What is Computer Forensics?
Computer forensics is a branch of digital forensic science pertaining to evidence found in computers and digital storage media. Computer forensics aims to examine digital media soundly to identify, preserve, recover, analyze, and present facts and opinions about digital information.
Since the early 1980s, computers have been used for criminal and civil investigations, including fraud, cyberstalking, child pornography, murder, and rape. Computer forensic has its own guidelines and practices designed to create a legal audit trail. Many high-profile cases have led to computer forensics being widely accepted as reliable within U.S. and European court systems.

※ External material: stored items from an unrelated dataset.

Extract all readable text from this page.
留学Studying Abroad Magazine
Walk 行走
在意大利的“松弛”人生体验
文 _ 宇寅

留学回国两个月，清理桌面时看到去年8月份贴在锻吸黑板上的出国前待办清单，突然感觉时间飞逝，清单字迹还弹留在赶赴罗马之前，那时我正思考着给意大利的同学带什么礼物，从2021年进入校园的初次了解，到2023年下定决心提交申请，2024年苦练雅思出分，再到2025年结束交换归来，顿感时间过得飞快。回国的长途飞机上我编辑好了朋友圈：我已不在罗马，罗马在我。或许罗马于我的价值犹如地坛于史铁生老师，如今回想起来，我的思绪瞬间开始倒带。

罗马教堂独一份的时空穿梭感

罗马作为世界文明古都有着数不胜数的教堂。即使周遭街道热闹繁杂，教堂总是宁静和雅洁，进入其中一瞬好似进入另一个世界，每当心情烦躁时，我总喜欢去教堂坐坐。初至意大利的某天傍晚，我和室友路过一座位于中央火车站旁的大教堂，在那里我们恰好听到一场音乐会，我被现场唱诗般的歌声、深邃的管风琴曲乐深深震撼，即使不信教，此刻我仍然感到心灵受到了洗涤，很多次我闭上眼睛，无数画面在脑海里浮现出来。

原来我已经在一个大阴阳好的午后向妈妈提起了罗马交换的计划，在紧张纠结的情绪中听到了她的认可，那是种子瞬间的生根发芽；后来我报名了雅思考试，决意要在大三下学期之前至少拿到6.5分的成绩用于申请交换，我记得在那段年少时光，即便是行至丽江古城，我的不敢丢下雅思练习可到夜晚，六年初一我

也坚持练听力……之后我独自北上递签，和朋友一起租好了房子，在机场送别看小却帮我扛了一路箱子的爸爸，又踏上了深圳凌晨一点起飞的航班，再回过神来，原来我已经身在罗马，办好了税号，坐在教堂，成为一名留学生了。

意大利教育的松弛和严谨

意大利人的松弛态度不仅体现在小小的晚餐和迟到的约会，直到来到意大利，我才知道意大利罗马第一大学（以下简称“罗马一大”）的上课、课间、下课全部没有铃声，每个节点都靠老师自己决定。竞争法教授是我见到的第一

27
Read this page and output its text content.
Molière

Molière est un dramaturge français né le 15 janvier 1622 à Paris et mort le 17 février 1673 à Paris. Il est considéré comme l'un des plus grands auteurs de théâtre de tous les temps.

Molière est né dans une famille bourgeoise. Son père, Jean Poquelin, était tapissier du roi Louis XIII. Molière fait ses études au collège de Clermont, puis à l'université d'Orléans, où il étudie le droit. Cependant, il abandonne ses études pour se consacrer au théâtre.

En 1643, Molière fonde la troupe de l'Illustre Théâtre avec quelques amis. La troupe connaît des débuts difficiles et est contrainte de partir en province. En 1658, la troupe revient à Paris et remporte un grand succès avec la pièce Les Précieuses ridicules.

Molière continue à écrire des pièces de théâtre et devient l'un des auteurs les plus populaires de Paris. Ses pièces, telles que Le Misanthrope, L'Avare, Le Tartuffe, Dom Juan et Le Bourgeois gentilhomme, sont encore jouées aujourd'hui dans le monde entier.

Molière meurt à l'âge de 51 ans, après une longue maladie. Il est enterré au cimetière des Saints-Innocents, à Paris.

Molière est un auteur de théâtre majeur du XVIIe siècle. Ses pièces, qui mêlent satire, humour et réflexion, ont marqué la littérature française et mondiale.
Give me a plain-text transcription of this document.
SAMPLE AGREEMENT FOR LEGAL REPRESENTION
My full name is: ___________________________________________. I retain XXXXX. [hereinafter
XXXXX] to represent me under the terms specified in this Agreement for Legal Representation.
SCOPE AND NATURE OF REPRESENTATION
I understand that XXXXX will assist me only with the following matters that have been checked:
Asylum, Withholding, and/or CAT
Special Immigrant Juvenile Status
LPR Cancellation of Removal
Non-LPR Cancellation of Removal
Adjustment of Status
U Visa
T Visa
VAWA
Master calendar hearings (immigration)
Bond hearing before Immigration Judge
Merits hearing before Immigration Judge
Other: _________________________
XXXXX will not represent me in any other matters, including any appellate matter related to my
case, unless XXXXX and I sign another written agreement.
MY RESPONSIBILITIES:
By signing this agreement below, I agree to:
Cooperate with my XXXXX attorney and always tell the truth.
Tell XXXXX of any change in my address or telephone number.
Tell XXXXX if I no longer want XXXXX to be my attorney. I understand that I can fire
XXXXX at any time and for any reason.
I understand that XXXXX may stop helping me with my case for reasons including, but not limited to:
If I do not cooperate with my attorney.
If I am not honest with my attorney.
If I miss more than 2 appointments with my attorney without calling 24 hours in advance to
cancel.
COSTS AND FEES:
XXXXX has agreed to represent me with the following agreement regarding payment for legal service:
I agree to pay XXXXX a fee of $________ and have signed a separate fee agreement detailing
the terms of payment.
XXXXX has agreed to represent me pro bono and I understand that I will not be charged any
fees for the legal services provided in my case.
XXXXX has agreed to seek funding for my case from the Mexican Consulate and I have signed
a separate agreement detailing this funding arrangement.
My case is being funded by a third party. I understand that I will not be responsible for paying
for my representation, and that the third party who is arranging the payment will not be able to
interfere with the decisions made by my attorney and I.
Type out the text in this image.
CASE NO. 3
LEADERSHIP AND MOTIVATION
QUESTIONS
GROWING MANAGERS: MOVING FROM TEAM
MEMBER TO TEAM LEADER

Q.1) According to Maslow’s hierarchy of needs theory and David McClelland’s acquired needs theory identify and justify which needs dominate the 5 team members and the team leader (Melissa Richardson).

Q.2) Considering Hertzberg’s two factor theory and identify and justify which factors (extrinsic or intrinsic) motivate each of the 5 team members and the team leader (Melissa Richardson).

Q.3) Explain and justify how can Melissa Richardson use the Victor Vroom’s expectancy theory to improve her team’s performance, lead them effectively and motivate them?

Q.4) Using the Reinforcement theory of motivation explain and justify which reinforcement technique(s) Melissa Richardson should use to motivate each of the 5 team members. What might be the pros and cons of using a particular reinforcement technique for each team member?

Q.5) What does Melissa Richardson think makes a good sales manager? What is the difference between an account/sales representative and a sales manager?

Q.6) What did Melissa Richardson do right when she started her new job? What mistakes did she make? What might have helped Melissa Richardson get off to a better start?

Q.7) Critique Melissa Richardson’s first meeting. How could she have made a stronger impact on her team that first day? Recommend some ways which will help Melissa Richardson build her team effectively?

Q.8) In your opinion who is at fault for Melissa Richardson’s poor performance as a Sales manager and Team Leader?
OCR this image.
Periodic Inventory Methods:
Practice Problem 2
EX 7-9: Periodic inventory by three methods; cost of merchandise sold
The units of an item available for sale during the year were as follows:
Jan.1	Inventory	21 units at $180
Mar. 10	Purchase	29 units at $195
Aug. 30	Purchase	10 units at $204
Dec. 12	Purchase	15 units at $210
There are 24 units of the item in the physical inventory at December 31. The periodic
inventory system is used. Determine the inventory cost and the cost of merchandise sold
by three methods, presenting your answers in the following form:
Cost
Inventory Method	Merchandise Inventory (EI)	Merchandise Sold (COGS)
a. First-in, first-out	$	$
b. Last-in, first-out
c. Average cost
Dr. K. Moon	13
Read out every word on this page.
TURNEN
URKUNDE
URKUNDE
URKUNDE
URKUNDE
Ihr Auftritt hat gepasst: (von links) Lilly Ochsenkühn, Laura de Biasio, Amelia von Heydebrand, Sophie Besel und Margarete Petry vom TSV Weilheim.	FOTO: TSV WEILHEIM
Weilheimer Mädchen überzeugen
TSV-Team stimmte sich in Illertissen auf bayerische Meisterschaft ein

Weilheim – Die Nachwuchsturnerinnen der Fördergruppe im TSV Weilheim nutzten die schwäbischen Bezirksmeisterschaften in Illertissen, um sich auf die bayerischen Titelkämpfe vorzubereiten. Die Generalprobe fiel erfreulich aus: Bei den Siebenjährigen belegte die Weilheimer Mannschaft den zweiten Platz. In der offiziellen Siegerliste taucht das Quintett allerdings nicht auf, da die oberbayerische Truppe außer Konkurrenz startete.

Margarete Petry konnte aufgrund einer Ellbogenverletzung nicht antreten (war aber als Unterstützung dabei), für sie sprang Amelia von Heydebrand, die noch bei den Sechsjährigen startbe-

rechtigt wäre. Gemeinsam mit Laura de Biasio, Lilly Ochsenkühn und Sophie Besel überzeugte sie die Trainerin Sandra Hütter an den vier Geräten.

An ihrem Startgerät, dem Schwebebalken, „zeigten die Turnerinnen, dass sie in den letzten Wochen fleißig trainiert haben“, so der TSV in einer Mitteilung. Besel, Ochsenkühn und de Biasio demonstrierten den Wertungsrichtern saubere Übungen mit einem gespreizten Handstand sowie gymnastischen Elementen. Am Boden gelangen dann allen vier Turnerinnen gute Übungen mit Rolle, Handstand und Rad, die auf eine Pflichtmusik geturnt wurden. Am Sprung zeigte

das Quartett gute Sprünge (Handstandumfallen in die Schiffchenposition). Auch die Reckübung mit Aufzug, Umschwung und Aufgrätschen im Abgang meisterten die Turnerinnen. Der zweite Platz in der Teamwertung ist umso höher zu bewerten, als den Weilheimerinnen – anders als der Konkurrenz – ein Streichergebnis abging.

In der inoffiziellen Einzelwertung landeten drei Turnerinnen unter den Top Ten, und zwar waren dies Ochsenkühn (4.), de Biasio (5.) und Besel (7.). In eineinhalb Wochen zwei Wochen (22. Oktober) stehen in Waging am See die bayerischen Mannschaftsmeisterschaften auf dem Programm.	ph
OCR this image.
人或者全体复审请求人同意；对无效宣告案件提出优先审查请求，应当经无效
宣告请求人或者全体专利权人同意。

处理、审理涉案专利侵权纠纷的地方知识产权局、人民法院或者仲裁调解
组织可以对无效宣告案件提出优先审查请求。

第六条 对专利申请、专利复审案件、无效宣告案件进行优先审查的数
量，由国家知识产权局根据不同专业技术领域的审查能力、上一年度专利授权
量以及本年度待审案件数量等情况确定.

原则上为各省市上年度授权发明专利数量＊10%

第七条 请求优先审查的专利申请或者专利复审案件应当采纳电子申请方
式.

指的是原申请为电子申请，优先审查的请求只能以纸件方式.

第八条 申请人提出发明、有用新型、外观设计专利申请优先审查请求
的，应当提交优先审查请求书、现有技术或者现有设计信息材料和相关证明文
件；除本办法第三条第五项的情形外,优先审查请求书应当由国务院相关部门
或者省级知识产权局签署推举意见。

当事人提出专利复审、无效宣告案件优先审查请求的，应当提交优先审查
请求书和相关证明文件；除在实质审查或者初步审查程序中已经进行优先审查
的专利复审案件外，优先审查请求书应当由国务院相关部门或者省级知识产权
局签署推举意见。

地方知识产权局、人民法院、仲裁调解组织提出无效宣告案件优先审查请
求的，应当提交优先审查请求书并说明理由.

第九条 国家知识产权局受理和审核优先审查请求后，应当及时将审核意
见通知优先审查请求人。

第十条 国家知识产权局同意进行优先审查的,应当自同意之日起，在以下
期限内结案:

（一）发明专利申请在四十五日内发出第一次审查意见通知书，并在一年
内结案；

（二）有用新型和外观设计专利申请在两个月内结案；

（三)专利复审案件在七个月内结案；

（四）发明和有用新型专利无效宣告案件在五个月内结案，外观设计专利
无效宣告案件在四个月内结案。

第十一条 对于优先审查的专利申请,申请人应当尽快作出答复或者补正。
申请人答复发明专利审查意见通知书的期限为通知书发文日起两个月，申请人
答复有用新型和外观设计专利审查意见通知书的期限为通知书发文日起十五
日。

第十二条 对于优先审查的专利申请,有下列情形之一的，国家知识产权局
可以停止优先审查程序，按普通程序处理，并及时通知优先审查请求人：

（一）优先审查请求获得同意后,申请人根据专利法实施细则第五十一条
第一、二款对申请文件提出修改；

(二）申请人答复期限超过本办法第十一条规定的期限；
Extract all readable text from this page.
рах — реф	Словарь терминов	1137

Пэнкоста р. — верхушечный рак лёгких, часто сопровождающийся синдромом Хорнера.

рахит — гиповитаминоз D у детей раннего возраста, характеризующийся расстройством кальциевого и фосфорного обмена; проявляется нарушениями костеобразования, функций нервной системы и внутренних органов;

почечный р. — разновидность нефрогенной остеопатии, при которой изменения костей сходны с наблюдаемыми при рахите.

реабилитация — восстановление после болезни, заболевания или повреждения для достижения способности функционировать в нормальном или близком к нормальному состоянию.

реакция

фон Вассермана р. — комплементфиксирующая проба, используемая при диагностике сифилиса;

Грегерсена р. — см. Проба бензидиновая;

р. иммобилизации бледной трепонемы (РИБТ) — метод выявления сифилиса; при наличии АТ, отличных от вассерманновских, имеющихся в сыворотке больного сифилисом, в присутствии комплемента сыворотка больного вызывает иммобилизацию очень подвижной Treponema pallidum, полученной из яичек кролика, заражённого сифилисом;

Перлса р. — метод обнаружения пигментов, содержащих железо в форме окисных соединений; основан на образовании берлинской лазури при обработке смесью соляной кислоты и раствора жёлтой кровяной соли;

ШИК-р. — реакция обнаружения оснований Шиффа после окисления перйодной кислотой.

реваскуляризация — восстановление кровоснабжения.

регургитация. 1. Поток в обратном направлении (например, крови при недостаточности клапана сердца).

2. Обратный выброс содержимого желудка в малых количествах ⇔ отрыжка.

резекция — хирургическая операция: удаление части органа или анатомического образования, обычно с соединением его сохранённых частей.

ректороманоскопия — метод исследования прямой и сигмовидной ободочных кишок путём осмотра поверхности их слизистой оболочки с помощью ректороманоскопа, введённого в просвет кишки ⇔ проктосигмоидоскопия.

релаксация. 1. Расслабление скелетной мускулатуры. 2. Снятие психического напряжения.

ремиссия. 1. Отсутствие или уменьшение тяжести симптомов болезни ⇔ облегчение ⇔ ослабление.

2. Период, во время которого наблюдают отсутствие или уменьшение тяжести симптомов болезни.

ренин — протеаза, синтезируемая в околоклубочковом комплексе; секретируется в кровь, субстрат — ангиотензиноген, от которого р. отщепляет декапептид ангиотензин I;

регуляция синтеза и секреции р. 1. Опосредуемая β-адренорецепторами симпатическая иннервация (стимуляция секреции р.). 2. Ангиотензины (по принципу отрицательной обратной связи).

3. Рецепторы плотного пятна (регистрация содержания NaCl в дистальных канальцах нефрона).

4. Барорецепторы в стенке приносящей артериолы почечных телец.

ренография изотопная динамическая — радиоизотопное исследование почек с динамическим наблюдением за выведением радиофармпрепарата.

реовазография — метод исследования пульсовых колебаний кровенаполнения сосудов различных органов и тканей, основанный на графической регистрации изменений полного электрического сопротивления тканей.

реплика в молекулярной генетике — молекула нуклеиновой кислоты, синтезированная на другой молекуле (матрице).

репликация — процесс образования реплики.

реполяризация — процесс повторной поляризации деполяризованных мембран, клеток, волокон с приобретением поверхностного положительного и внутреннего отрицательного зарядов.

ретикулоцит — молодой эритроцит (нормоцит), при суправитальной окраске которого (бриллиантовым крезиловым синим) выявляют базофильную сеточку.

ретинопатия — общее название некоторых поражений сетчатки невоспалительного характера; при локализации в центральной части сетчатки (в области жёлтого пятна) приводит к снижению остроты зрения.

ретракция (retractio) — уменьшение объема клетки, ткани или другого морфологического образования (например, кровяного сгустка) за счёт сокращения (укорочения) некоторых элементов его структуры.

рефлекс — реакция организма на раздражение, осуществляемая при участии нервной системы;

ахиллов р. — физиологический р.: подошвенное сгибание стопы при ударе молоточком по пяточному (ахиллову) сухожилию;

Forensic techniques and expert knowledge are used to explain the current state of digital artifacts such as computer operating systems, storage mediums, or electronic files. The scope of forensic analysis can vary from simple information retrieval to reconstructing a series of events. The more domain knowledge of the examiner, the more flexibility revolves around the forensic methodology, which can be described more as a discipline of art than science. This being said, law enforcement forensics are usually relatively rigid and lack flexibility, unlike civilian examiners.
What is Phone Forensics?
Mobile device forensics is the recovery of digital evidence or data from a mobile device under forensically sound conditions. The phrase mobile device usually refers to mobile phones. Still, it can also relate to any digital device with internal memory and communication ability, including Personal Digital Assistants (PDAs), GPS devices, and tablet computers.
Since the consumer market for smartphones exploded in the early 2000s, smartphones have become ingrained as part of our daily lives, enabling and sometimes recording our every move. As a result, the need for technical forensics evidence has dramatically increased as well. Unlike computer forensics with a limited number of operating systems (OS), such as Windows, Mac OS, and Linux, mobile forensics’ OS are frequently changed significantly and require vigilance to stay up to date. Furthermore, mobile devices are designed to roam and constantly communicate with the outside world/cell towers. As a result, proper evidence handling is essential to prevent the contamination of data. Forensic examiners must ensure that the phone is isolated to the extent possible to avoid the possibility of a telephone being wiped remotely or data being changed by applications running in the background. The information obtained from a smartphone is often used by investigative agencies and law enforcement to create a timeline of a subject’s locations and actions.